One article in the new Summer issue that really could have used more room was the one on mobiles. You should see just my outline for it! The art of mobiles is so broad that it would be impossible to get even just a taste of all that can be done in one article, even if we took up all the pages doing it. Mobiles, like any art form, can be taken in a myriad of directions. Just as a necklace does not need to be a series of symmetrically strung beads, a mobile does not need to be just a series of the same or similar objects hanging in any predictable pattern. The elements don’t even need to hang straight down but can shoot out sideways or straight up into the air. The assembly can be organized horizontally, vertically, or in some random pattern. The only thing a mobile needs is controlled balance.

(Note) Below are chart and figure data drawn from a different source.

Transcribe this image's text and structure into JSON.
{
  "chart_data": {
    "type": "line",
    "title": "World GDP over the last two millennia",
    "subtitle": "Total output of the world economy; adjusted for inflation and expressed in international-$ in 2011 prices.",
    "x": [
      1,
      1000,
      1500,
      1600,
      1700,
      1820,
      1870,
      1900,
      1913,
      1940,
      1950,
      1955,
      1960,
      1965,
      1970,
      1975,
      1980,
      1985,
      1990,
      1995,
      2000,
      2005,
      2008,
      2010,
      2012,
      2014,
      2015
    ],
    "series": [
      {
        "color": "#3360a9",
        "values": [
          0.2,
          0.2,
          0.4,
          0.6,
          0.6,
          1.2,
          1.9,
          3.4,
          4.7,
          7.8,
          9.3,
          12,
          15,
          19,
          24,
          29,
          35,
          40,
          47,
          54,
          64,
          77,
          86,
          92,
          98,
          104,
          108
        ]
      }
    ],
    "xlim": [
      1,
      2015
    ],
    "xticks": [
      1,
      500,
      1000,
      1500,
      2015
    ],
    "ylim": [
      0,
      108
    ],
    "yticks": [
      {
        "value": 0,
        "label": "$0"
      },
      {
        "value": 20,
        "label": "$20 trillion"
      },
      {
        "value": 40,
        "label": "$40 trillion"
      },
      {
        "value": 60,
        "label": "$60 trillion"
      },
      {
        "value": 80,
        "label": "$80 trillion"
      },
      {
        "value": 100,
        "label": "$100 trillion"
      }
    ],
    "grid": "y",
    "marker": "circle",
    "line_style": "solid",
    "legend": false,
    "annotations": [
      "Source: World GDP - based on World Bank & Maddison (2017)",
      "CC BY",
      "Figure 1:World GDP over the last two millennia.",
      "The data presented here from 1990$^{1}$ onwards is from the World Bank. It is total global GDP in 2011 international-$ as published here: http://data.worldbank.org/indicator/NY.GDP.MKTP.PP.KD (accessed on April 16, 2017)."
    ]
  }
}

I wanted to share more than the few mobiles you see in the article, but it’s really hard to choose ones that represent all these can be. The handful in the article barely touch the pool of possibility. So if you read the article and are intrigued, start by creating the simple mobile in the tutorial. Creating the tutorial example will give you a better idea of what the art of balancing is all about, then you can go out and search for more mobiles. You will be amazed by what is out there.
Here is just one out-of-the-box idea for mobile art that combines wall art, as well. Carolyn Weir creates all kinds of mobiles in a variety of materials, but I like these moving scenes the best. The two-dimensional image changes from a specific horizontal scene to a series of abstract vertical designs as it moves. The mobile also allows her to display two of her paintings which turn into multiple scenes as the pieces move around and realign so you’d basically have a different picture moment to moment. If you’ve read the article already, can you recognize the balance points and why she hung them from these specific points? Kind of cool to know these things now, isn’t it?
Carolyn also creates the more classic Calder style mobiles, of which you can see examples in her Etsy shop. For more of these scene mobiles, take a look at all the examples on her blog. And if you want to see these and her other mobiles in motion, take a look at her videos on YouTube.
Inspirational Challenge of the Day: Make something that moves. Add dangling elements, something that spins, or an element that swings to your next piece. If you already create a lot of dangles and other hanging pieces, try pushing how you hang them. Try balancing in asymmetrical arrangements or attach dangles to a vertical or diagonal element instead of horizontal.